Here are the patient education articles that are relevant to this topic. We encourage you to print or email these topics to your patients. (You can also locate patient education articles on a variety of subjects by searching on "patient education" and the keyword[s] of interest.)
●Basics topic (see "Patient education: Methicillin-resistant Staphylococcus aureus (MRSA) (The Basics)")
●Beyond the Basics topic (see "Patient education: Methicillin-resistant Staphylococcus aureus (MRSA) (Beyond the Basics)")
SUMMARY AND RECOMMENDATIONS
●Etiology – Purulent/fluctuant skin and soft tissue infections (SSTI) usually are caused by Staphylococcus aureus (either methicillin-susceptible S. aureus [MSSA] or methicillin-resistant S. aureus [MRSA]). Cellulitis is usually caused by group A Streptococcus and other beta-hemolytic streptococci, but also may be caused by S. aureus, particularly in children with risk factors for MRSA (table 1). Erysipelas is usually caused by beta-hemolytic Streptococcus. (See 'Etiology' above.)
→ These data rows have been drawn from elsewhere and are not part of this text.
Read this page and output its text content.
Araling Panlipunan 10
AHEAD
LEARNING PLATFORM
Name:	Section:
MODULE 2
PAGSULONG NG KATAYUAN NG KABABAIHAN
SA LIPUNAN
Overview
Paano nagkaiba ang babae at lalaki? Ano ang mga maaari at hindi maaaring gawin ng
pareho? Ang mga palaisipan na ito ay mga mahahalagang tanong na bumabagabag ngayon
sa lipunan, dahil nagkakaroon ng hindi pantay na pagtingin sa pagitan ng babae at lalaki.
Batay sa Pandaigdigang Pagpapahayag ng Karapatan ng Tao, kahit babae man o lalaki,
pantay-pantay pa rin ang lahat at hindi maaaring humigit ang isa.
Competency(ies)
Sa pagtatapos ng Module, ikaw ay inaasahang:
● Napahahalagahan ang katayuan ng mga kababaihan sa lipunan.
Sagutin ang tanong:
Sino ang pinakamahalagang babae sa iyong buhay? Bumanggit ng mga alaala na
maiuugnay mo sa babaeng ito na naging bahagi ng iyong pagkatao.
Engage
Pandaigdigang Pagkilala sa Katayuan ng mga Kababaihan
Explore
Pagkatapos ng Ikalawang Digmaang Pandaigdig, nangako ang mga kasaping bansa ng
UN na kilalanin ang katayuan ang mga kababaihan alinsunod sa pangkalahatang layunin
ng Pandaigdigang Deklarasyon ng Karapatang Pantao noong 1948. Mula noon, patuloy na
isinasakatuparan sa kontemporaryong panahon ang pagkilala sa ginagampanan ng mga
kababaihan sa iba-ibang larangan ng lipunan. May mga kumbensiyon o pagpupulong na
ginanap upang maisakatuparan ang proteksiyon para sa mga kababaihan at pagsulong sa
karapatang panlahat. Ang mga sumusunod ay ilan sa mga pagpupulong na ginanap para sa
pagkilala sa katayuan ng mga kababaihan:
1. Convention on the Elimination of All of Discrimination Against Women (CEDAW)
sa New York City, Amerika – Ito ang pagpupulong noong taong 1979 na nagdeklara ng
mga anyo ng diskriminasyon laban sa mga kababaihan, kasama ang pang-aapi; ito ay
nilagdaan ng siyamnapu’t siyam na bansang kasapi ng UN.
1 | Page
●Evaluation – The history and examination of a child with suspected S. aureus or streptococcal SSTI focuses on risk factors for MRSA (table 1), factors predisposing to infection with other pathogens, the type and extent of SSTI (eg, abscess (picture 5), furuncle, carbuncle (picture 3), cellulitis, erysipelas (picture 4), impetigo (picture 1B)), and associated systemic signs (eg, fever >38°C [100.4°F], hypotension, tachycardia). (See 'History' above and 'Examination' above.)
Laboratory evaluation is necessary to determine the microbiologic etiology of SSTI.
•We obtain specimens for Gram stain, culture, and susceptibility testing from patients with purulent skin lesions (abscess, furuncle, carbuncle, draining cellulitis or wound) if purulent material can be obtained.
•We obtain blood cultures from patients with signs of serious systemic infection (eg, prolonged fever, tachycardia, hypotension), neutropenia or immunodeficiency, animal bites, or immersion injuries.
•We do not obtain routine nasal cultures from children presenting with possible MRSA SSTI. (See 'Laboratory evaluation' above.)
●Management – Our approach to the management of suspected S. aureus or streptococcal SSTI in children varies with the clinical status of the child and the type of SSTI (algorithm 1 and algorithm 2 and algorithm 3):
•For children with SSTI and hemodynamic instability, we suggest initial parenteral antimicrobial coverage for MRSA, MSSA, and beta-hemolytic Streptococcus (table 2) (Grade 2C); additional coverage for gram-negative pathogens may be necessary. (See 'SSTI and hemodynamic instability' above.)
•For most hemodynamically stable children with purulent/fluctuant SSTI, we suggest adjunctive antibiotic therapy in addition to drainage rather than drainage alone (algorithm 1 and table 3A) (Grade 2B). (See 'Purulent/fluctuant SSTI' above.)
-For hemodynamically stable children with cellulitis and no risk factors for MRSA, we provide empiric antimicrobial coverage for beta-hemolytic Streptococcus and MSSA (algorithm 2 and table 3A). For children with risk factors for MRSA, we provide empiric antimicrobial coverage for beta-hemolytic Streptococcus and MRSA (algorithm 2 and table 3A). (See 'Cellulitis' above.)
-For hemodynamically stable children with erysipelas, we provide empiric antimicrobial coverage for beta-hemolytic Streptococcus (algorithm 3 and table 3A). (See 'Erysipelas' above.)
•For children with localized impetigo or folliculitis and no systemic signs (fever, hypotension, tachycardia), we provide topical antibiotic therapy. For children with multiple sites of impetigo or folliculitis, we provide systemic antimicrobial therapy. (See "Impetigo", section on 'Treatment' and "Infectious folliculitis", section on 'Staphylococcal folliculitis'.)
●Response to therapy – Response to therapy is indicated by clinical improvement after 48 hours. Additional drainage procedures and/or change in or initiation of antimicrobial therapy (guided by culture and susceptibility results, if available) may be warranted for patients who have not improved after 48 hours of observation or antimicrobial therapy or observation if adjunctive antibiotics were not administered initially (table 2 and table 3A-B). (See 'Response to therapy' above.)